Christian Vieira, Deloitte Digital « la nécessaire transformation orientée Expérience Client »
Entretien avec Christian Vieira, Directeur Expérience Client de Deloitte Digital, dans le cadre de la nouvelle série “Demain Les Marques…”, sur la nécessaire transformation orientée Expérience Client.
Pourquoi l’expérience client est-elle à réinventer ?

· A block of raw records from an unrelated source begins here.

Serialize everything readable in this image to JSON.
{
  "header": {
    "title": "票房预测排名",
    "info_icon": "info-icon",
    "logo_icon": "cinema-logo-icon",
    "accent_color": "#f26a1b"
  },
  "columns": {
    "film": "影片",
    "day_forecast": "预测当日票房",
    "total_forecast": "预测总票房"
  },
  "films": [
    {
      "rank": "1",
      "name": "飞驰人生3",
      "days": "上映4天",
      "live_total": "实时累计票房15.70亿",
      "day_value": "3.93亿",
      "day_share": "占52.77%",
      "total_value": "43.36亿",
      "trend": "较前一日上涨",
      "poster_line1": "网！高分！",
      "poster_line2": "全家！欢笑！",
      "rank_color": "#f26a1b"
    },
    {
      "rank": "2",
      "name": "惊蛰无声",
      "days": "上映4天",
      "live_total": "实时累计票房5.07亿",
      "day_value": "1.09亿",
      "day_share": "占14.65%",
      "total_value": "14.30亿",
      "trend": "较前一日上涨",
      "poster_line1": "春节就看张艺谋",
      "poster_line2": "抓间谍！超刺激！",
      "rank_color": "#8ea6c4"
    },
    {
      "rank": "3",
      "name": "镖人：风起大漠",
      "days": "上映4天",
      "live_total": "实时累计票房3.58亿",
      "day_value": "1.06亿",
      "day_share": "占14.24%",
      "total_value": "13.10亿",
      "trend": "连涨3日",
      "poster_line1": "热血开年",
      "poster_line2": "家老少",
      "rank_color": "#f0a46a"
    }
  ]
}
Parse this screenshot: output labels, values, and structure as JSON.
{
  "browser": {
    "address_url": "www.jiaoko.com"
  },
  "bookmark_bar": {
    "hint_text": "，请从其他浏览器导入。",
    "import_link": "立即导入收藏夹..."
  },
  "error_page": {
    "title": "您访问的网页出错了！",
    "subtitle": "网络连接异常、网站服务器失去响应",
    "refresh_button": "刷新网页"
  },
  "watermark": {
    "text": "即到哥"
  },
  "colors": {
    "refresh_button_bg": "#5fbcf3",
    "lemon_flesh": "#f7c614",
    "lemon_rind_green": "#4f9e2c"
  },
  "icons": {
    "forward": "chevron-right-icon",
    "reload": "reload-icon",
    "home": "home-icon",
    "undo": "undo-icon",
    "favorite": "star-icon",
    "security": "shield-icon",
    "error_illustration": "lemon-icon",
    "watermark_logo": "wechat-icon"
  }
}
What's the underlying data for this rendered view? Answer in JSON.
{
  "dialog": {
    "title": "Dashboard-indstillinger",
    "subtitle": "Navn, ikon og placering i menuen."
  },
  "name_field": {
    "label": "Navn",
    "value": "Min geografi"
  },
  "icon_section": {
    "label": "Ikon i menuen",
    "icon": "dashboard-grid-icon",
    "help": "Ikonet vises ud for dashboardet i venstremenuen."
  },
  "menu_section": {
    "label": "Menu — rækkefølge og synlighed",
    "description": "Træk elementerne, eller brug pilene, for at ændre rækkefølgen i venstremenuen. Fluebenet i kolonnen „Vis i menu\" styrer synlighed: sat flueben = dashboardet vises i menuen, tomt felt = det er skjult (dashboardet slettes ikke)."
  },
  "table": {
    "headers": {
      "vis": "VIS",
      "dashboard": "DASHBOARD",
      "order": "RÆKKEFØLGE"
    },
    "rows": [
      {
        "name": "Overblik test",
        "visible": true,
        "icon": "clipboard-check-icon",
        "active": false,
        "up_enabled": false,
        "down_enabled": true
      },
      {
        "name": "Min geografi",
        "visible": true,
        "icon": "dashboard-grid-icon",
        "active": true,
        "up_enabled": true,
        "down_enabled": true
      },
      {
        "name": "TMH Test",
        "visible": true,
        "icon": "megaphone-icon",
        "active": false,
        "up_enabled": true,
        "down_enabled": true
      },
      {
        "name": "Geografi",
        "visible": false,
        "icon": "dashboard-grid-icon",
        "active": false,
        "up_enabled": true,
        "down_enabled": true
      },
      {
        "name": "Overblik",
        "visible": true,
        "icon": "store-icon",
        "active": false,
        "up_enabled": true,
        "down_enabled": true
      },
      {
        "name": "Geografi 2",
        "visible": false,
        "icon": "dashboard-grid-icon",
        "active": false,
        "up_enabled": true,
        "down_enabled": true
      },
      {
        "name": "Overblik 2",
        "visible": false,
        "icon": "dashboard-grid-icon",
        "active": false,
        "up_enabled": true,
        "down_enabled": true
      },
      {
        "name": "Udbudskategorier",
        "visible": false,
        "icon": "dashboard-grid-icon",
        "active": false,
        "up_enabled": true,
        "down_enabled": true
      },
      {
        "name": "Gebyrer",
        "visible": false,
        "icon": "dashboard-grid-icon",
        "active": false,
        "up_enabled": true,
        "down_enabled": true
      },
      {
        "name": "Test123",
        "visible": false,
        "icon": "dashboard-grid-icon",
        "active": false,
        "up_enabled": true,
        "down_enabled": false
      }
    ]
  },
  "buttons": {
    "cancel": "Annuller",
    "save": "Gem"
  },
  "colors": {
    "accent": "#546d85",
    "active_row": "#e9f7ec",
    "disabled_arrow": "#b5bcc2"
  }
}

L’expérience client est un domaine en perpétuelle évolution. Et le contexte Covid a accéléré le rythme de cette évolution. Tout a changé ces derniers mois, dans nos sphères personnelles et professionnelles. Notre mode de vie, notre manière de consommer, notre manière d’interagir avec autrui, notre façon de travailler… Nous sommes à la fois consommateur, client, utilisateur, employé avec des besoins qui se sont affirmés ou transformés ces derniers mois. Du retail à la banque, de la restauration à la santé, le besoin de sécurité et le passage d’interactions physiques à des interactions virtuelles a transformé le business du B2C. Et a ouvert à de nouvelles expériences : le clic and collect en restauration, la téléconsultation avec son médecin… Les marques doivent donc faire preuve d’agilité pour comprendre ce qui a changé et s’adapter aux attentes des consommateurs.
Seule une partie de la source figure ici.